Lorsqu’un couple décide de se séparer, une procédure de divorce est appliquée afin de défaire le lien de mariage. Certes, cette séparation ne se résume pas à faire la signature des papiers de divorce et de payer les frais de l’avocat. L’avocat en droit de famille doit d’abord analyser la situation et ses circonstances. Il aura pour mission de représenter et de conseiller les deux personnes sur :

  • Le partage des biens : D’après la loi, l’attribution des biens accumulés durant les années de mariage doit se diviser en deux parties égales pour éviter tout préjudice.
  • La garde des enfants : Généralement, cette tâche revient souvent à la mère. Mais dans le cas où le père réclame la garde, il sera dans la mesure de démontrer et prouver sa paternité envers l’enfant. Cependant, l’avis de l’enfant est primordial sur le choix du parent auquel il décide de cohabiter. Néanmoins, les parents ne doivent en aucun cas interdire la visite de l’un et de l’autre.

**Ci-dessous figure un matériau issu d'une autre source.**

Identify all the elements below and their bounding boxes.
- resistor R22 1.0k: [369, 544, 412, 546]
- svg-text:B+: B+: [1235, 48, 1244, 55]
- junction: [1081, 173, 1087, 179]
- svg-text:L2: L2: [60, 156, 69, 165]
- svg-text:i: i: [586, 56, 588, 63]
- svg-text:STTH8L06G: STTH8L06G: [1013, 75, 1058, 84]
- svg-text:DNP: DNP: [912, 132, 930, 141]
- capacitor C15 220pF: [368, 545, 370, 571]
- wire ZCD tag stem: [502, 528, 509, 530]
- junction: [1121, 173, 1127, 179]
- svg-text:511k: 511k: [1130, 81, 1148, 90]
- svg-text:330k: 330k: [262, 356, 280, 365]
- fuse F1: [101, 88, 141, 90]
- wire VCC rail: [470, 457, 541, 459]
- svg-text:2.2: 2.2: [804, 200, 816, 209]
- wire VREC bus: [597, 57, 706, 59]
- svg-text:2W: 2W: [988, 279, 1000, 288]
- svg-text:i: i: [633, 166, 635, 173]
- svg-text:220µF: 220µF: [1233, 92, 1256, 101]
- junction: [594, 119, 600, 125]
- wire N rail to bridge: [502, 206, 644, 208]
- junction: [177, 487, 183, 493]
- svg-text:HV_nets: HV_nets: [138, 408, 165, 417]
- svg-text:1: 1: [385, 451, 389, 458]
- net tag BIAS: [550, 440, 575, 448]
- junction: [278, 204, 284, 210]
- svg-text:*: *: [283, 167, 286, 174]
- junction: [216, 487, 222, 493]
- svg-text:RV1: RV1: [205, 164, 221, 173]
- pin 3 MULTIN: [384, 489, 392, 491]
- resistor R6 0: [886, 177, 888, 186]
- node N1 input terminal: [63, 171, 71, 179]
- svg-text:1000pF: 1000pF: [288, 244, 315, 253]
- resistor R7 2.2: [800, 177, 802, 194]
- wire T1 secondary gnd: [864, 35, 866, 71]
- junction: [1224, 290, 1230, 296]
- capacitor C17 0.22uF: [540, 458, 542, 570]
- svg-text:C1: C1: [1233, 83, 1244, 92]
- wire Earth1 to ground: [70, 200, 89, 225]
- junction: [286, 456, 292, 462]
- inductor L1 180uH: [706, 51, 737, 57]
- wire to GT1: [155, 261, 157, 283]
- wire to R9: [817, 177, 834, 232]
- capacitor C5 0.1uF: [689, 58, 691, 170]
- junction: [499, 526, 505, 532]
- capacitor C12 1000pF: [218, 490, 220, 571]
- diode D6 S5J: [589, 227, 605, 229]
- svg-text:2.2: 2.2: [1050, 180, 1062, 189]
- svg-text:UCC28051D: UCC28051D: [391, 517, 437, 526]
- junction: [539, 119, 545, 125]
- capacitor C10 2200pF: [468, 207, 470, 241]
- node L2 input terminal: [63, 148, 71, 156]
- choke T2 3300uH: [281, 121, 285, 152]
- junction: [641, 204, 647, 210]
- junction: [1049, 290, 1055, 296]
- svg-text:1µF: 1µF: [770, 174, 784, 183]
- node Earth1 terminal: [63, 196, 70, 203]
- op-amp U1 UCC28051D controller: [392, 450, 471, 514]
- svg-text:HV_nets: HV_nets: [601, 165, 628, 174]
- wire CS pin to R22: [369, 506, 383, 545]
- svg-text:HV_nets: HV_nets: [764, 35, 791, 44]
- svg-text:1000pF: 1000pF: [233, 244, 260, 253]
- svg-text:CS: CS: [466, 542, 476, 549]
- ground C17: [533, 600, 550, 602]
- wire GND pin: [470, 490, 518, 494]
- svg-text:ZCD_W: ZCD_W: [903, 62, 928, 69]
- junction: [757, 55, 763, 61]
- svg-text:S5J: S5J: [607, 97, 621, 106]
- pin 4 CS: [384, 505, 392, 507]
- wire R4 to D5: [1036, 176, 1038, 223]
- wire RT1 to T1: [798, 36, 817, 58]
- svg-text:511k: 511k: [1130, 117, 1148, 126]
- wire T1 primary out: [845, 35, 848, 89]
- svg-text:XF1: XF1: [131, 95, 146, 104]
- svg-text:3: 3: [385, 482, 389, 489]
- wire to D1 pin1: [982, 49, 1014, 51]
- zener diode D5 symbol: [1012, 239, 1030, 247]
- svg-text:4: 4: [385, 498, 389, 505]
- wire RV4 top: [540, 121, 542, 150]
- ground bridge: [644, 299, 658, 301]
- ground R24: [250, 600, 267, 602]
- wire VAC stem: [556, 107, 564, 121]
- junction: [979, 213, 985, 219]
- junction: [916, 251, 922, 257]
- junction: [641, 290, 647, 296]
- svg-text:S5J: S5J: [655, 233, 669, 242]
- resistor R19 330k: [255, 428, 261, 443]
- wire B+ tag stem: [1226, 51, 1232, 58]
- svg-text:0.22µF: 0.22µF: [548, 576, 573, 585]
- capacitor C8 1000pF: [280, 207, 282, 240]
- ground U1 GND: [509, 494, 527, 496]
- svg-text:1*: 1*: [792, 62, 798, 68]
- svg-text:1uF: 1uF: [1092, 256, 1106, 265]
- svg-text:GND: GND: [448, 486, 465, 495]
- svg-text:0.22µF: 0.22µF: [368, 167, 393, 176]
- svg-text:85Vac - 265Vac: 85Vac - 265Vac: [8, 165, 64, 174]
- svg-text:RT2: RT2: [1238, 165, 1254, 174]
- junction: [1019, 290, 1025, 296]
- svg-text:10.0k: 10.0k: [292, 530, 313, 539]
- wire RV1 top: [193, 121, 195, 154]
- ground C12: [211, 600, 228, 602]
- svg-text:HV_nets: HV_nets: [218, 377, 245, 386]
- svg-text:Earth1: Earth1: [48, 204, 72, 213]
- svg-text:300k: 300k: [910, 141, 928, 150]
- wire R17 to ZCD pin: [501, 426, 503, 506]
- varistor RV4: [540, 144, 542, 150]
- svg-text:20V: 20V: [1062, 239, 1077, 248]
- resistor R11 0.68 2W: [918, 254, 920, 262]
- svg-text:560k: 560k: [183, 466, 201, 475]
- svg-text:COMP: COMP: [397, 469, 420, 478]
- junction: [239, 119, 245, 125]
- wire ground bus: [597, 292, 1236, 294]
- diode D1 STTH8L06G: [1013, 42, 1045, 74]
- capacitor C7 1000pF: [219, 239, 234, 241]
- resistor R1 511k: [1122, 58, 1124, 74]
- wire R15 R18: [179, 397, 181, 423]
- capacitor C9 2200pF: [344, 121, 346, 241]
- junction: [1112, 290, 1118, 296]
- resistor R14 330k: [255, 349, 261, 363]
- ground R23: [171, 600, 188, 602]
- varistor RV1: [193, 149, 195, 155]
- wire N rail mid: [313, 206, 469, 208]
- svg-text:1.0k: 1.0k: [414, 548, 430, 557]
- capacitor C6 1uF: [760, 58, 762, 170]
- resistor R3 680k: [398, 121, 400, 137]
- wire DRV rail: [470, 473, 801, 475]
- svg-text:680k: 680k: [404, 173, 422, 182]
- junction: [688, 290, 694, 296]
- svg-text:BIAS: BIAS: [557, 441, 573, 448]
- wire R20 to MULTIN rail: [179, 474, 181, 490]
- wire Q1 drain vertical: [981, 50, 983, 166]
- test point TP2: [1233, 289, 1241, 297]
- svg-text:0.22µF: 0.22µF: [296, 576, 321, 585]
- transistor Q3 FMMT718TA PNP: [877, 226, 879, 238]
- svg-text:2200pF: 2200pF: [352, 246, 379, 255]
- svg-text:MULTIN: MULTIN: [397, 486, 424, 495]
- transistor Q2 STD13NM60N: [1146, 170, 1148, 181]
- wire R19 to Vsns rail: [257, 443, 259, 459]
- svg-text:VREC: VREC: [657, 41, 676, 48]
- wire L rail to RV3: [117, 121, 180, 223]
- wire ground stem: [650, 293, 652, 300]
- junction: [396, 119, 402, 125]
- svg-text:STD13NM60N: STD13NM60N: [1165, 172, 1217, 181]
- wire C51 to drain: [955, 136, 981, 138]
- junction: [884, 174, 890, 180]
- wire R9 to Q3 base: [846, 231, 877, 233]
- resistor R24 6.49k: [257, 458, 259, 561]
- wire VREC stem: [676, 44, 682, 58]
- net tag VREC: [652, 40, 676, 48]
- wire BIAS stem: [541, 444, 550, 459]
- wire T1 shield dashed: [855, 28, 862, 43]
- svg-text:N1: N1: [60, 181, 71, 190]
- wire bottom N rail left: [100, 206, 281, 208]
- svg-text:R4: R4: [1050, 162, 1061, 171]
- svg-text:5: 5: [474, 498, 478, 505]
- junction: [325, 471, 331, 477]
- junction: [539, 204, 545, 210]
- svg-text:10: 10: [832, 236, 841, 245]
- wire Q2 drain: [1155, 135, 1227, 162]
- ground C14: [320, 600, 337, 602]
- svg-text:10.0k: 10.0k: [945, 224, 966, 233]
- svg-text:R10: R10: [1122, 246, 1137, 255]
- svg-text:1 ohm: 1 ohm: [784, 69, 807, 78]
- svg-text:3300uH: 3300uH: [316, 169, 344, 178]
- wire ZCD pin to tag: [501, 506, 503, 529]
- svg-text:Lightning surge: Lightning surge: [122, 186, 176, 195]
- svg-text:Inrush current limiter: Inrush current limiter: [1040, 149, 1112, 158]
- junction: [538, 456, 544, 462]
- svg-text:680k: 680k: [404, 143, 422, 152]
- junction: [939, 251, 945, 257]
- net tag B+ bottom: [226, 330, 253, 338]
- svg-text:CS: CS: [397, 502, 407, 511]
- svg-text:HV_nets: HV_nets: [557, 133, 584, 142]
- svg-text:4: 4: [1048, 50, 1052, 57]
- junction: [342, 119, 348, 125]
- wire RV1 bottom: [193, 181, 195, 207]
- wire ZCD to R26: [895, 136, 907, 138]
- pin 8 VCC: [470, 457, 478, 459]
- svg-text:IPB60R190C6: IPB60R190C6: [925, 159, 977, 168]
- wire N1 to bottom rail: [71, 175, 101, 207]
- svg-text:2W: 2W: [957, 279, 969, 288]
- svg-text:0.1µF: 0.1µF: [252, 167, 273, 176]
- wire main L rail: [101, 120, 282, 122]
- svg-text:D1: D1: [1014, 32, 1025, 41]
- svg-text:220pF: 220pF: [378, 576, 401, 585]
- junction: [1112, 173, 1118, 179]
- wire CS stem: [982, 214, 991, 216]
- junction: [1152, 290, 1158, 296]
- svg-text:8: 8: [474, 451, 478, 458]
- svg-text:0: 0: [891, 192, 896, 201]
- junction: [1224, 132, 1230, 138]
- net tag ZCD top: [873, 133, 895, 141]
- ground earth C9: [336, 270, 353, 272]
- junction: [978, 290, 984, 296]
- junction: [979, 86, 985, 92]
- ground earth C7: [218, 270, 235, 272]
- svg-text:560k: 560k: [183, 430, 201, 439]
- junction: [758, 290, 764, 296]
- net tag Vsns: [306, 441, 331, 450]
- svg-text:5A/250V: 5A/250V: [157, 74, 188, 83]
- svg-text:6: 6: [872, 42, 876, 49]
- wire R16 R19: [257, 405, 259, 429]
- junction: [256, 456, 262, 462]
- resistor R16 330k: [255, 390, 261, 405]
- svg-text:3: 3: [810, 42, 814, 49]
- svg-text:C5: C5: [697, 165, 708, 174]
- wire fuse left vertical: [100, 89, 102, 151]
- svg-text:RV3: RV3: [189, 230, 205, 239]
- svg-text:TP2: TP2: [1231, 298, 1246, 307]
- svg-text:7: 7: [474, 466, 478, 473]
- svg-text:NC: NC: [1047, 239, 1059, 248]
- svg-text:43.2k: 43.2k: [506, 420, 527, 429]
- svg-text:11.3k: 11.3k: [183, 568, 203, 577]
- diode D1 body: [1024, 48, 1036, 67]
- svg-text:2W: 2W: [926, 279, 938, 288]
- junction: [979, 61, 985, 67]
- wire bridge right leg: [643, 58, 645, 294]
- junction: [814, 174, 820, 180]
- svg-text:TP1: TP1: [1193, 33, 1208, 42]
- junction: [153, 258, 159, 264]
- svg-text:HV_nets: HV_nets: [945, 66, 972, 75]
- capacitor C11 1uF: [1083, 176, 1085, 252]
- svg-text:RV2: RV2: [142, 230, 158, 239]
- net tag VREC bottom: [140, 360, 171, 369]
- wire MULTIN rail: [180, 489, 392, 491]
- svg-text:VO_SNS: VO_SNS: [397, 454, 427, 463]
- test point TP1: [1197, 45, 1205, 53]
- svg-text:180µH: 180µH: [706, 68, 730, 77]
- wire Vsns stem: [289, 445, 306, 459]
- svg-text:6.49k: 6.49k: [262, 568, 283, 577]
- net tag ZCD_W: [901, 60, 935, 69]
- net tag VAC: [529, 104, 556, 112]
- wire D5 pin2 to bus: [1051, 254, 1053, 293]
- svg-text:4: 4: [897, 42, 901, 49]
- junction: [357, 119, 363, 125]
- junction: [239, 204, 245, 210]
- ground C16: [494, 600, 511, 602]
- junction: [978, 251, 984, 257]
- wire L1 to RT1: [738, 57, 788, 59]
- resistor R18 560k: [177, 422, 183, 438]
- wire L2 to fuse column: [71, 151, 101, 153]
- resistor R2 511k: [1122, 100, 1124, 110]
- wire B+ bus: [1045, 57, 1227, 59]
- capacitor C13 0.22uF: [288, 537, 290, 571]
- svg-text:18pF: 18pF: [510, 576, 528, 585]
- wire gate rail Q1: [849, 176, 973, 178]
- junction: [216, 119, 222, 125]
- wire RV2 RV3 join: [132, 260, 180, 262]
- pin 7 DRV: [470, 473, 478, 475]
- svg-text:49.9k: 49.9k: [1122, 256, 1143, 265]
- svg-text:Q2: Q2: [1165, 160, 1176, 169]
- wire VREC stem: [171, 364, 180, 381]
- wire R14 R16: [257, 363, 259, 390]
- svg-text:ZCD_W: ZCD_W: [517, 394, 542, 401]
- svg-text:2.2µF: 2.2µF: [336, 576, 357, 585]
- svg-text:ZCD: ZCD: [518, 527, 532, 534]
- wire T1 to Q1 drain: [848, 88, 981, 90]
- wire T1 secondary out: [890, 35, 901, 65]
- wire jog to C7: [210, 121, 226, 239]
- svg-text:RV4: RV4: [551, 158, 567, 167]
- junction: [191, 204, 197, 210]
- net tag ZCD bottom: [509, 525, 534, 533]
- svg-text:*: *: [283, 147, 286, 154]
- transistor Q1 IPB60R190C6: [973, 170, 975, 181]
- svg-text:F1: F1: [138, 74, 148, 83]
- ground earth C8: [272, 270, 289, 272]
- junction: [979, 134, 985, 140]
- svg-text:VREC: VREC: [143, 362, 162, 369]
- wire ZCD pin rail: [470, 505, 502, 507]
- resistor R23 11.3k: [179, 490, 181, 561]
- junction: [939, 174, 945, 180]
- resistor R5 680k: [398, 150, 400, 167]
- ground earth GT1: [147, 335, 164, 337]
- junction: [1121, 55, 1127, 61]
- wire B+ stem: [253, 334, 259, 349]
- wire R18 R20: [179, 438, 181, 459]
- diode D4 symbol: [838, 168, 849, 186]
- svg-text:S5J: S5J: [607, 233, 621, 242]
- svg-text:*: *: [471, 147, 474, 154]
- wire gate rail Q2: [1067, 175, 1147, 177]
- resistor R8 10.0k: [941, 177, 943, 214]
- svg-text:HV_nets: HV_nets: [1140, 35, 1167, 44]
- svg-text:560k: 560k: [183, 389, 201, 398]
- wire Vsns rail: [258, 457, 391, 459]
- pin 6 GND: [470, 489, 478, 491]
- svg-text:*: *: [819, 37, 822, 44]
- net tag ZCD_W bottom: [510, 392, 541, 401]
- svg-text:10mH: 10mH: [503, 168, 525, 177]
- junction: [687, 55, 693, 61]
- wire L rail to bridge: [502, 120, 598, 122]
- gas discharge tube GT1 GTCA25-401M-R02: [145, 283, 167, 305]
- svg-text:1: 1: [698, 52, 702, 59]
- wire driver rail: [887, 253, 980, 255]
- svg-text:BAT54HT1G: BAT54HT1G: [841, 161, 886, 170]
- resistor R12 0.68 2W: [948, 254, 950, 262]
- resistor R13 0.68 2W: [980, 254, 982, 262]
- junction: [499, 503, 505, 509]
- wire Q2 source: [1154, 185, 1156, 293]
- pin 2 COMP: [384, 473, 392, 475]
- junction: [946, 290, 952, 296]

Le rôle de l’avocat en droit de la famille dans les affaires de succession

Faire appel à un avocat professionnel en droit de la famille est indispensable dans les affaires de succession afin que chacun puisse jouir de ses droits en tant que successeur. L’avocat va donc intervenir dans la procédure en offrant ses conseils et ses indications dans l’exécution de sa propre succession. Il accompagnera la famille jusqu’à la décision finale concernant l’attribution des biens à chaque successeur respectif et assistera à la signature des documents.